2 bell peppers, red, yellow, or both (I used 4 peppers--red, yellow, and orange.)
1 tablespoon olive oil
1/2 small red onion, diced (I sliced rather than diced.)
Coarse salt and ground pepper

Remove seeds and ribs from peppers; cut lengthwise into strips and halve crosswise.

Heat oil in a large nonstick skillet over medium heat. Add bell peppers and onion; season with salt and pepper. Cook, stirring occasionally, until peppers are just tender, about 10 minutes.

Serves 4.

Julie's Notes: Add fresh chopped herbs such as basil, dill, or parsley just before serving.

Monday, April 4, 2011

Green Bean, Walnut, & Feta Salad

This delicious green bean salad is packed with flavor. I always substitute pecans for the walnuts because I like to think that I am a southern girl at heart. I don't have the original source for this recipe, but I did preserve the fact that it is in 1996 Recipe Hall of Fame.
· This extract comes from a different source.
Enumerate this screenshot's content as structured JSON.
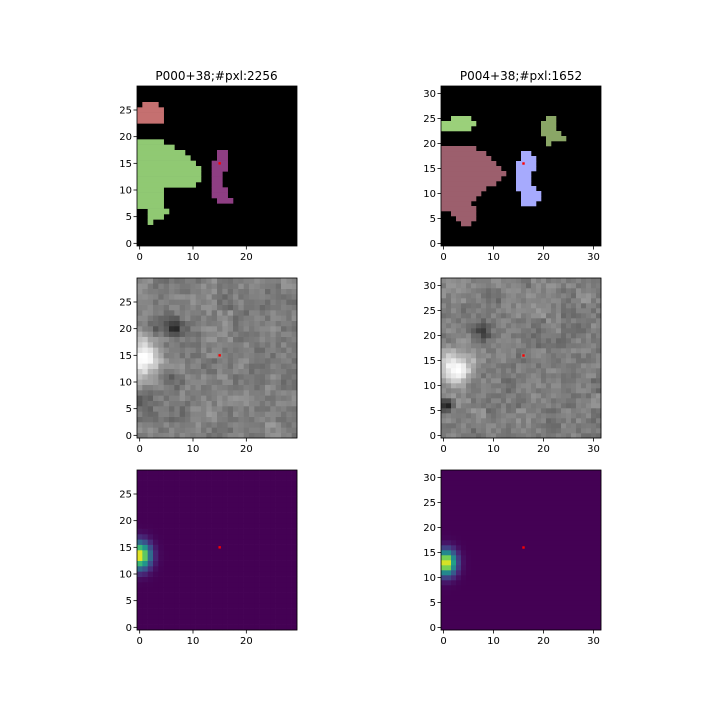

Green Bean, Walnut, & Feta Salad

2 pounds fresh green beans, trimmed
1 small purple onion, thinly sliced
1 (4-ounce) package crumbled feta cheese
1 cup coarsely chopped walnuts or pecans, toasted
3/4 cup olive oil (I use 1/2 cup.)
1/4 cup white wine vinegar
1 tablespoon chopped fresh dill
1/2 teaspoon minced garlic
1/4 teaspoon salt
1/4 teaspoon pepper

Cut green beans into thirds, and arrange in a steamer basket over boiling water, Cover and steam 15 minutes or until crisp-tender. Immediately plunge into cold water to stop the cooking process; drain and pat dry.

Toss together green beans, onion, cheese, and walnuts in a large bowl. Cover and chill 1 hour.

Whisk together olive oil and next 5 ingredients; cover and chill 1 hour.

Pour vinaigrette over green bean mixture, and chill 1 hour; toss just before serving.

Yield: 8 servings

Julie's Notes: I reduce the amount of oil in the vinaigrette. Also, I never seem to have enough prep time to chill the vegetables and dressing separately for an hour first, so I simply toss them all together and chill before serving.